No entanto, a missão sem tripulação teve um contratempo: o satélite carregado pelo foguete não alcançou a órbita planejada.
A Blue Origin já havia lançado o New Glenn duas vezes anteriormente, mas sempre com propulsores novos. Antes disso, a empresa lançou seu foguete menor, o New Shepard, utilizado para turismo espacial suborbital, com componentes reutilizados, embora envolvendo menor complexidade técnica.
O uso do propulsor reaproveitado ocorre em uma disputa acirrada entre as empresas de Bezos e do magnata da tecnologia Elon Musk, da SpaceX, que também tem experiência em recuperar propulsores.
O foguete New Glenn, com quase 100 metros de altura, decolou de Cabo Canaveral, na Flórida, às 7h25 locais (8h25 em Brasília) levando o propulsor reutilizado e um satélite de comunicação da empresa AST SpaceMobile.
Após a decolagem, os dois estágios do foguete se separaram, com o estágio superior prosseguindo a viagem com o satélite. O propulsor retornou e pousou com sucesso em uma plataforma marítima no Oceano Atlântico cerca de nove minutos e trinta segundos após o lançamento.
A Blue Origin comunicou posteriormente via rede social X que o satélite foi ativado corretamente, mas ficou em uma órbita diferente da prevista, estando a empresa ainda avaliando as consequências.
Em novembro, a empresa já havia recuperado pela primeira vez um propulsor do New Glenn, com um pouso vertical controlado em uma plataforma flutuante, após uma tentativa frustrada em janeiro de 2025 devido a problemas na reativação dos motores durante a descida.
O propulsor utilizado no lançamento recente foi reformado após o voo anterior e, para esta primeira reutilização, todos os motores foram trocados e várias modificações implementadas.

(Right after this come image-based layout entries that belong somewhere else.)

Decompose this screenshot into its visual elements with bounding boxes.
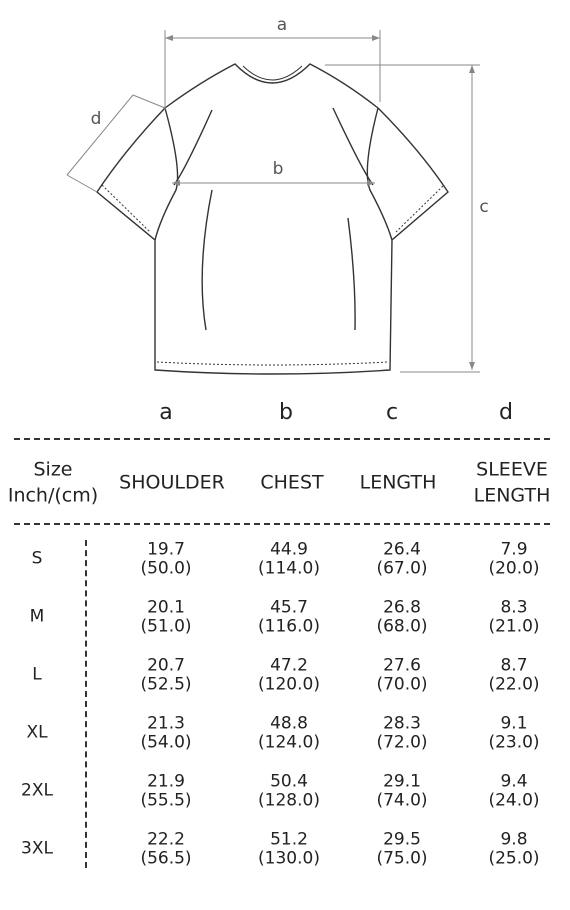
measurement: 51.2 xyxy=(270,829,308,850)
measurement: 29.1 xyxy=(383,771,421,792)
measurement: (54.0) xyxy=(140,732,192,753)
measurement: 48.8 xyxy=(270,713,308,734)
measurement: 22.2 xyxy=(147,829,185,850)
measurement: (67.0) xyxy=(376,558,428,579)
measurement: 26.4 xyxy=(383,539,421,560)
column-letter: c xyxy=(385,400,399,425)
measurement: 47.2 xyxy=(270,655,308,676)
measurement: (124.0) xyxy=(258,732,320,753)
size-label: M xyxy=(29,606,45,627)
size-label: S xyxy=(31,548,43,569)
measurement: (22.0) xyxy=(488,674,540,695)
divider xyxy=(85,540,87,868)
measurement: (120.0) xyxy=(258,674,320,695)
measurement: (56.5) xyxy=(140,848,192,869)
column-header: LENGTH xyxy=(359,471,437,494)
size-label: 3XL xyxy=(21,838,53,859)
size-label: XL xyxy=(26,722,48,743)
column-letter: b xyxy=(279,400,293,425)
measurement: 45.7 xyxy=(270,597,308,618)
measurement: (116.0) xyxy=(258,616,320,637)
measurement: (24.0) xyxy=(488,790,540,811)
measurement: 26.8 xyxy=(383,597,421,618)
measurement: 20.7 xyxy=(147,655,185,676)
column-header: CHEST xyxy=(260,471,324,494)
column-header: Inch/(cm) xyxy=(7,484,99,507)
column-header: Size xyxy=(33,458,73,481)
measurement: 50.4 xyxy=(270,771,308,792)
measurement: 21.9 xyxy=(147,771,185,792)
measurement: 8.3 xyxy=(500,597,528,618)
measurement: 19.7 xyxy=(147,539,185,560)
column-letter: d xyxy=(499,400,513,425)
measurement: 27.6 xyxy=(383,655,421,676)
measurement: (52.5) xyxy=(140,674,192,695)
measurement: (25.0) xyxy=(488,848,540,869)
measurement: (68.0) xyxy=(376,616,428,637)
measurement: 7.9 xyxy=(500,539,528,560)
measurement: (130.0) xyxy=(258,848,320,869)
measurement: (114.0) xyxy=(258,558,320,579)
measurement: 28.3 xyxy=(383,713,421,734)
measurement: 21.3 xyxy=(147,713,185,734)
dimension-label: a xyxy=(277,15,287,35)
measurement: 8.7 xyxy=(500,655,528,676)
column-header: SLEEVE xyxy=(476,458,548,481)
column-header: SHOULDER xyxy=(119,471,225,494)
measurement: (55.5) xyxy=(140,790,192,811)
measurement: (21.0) xyxy=(488,616,540,637)
size-label: L xyxy=(32,664,42,685)
size-label: 2XL xyxy=(21,780,53,801)
measurement: 44.9 xyxy=(270,539,308,560)
column-letter: a xyxy=(159,400,173,425)
measurement: (128.0) xyxy=(258,790,320,811)
measurement: (20.0) xyxy=(488,558,540,579)
measurement: (74.0) xyxy=(376,790,428,811)
dimension-label: d xyxy=(91,109,102,129)
dimension-label: c xyxy=(479,197,488,217)
measurement: 9.1 xyxy=(500,713,528,734)
shirt-diagram: a b c d xyxy=(66,15,489,375)
measurement: 29.5 xyxy=(383,829,421,850)
measurement: 9.4 xyxy=(500,771,528,792)
measurement: (72.0) xyxy=(376,732,428,753)
dimension-lines xyxy=(66,30,480,373)
measurement: (75.0) xyxy=(376,848,428,869)
dimension-label: b xyxy=(273,159,284,179)
measurement: 9.8 xyxy=(500,829,528,850)
measurement: (23.0) xyxy=(488,732,540,753)
measurement: (70.0) xyxy=(376,674,428,695)
shirt xyxy=(96,63,449,375)
divider xyxy=(14,438,550,440)
column-header: LENGTH xyxy=(473,484,551,507)
divider xyxy=(14,523,550,525)
measurement: (51.0) xyxy=(140,616,192,637)
measurement: 20.1 xyxy=(147,597,185,618)
measurement: (50.0) xyxy=(140,558,192,579)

O foguete New Glenn é peça central dos planos espaciais de Bezos, que disputa com Musk no programa lunar Artemis da NASA, cujas empresas desenvolvem módulos de pouso para a agência americana.
Os Estados Unidos intensificam esforços para enviar astronautas novamente à superfície lunar até 2028, antes do final do segundo mandato do presidente Donald Trump, buscando superar as ambições espaciais da China.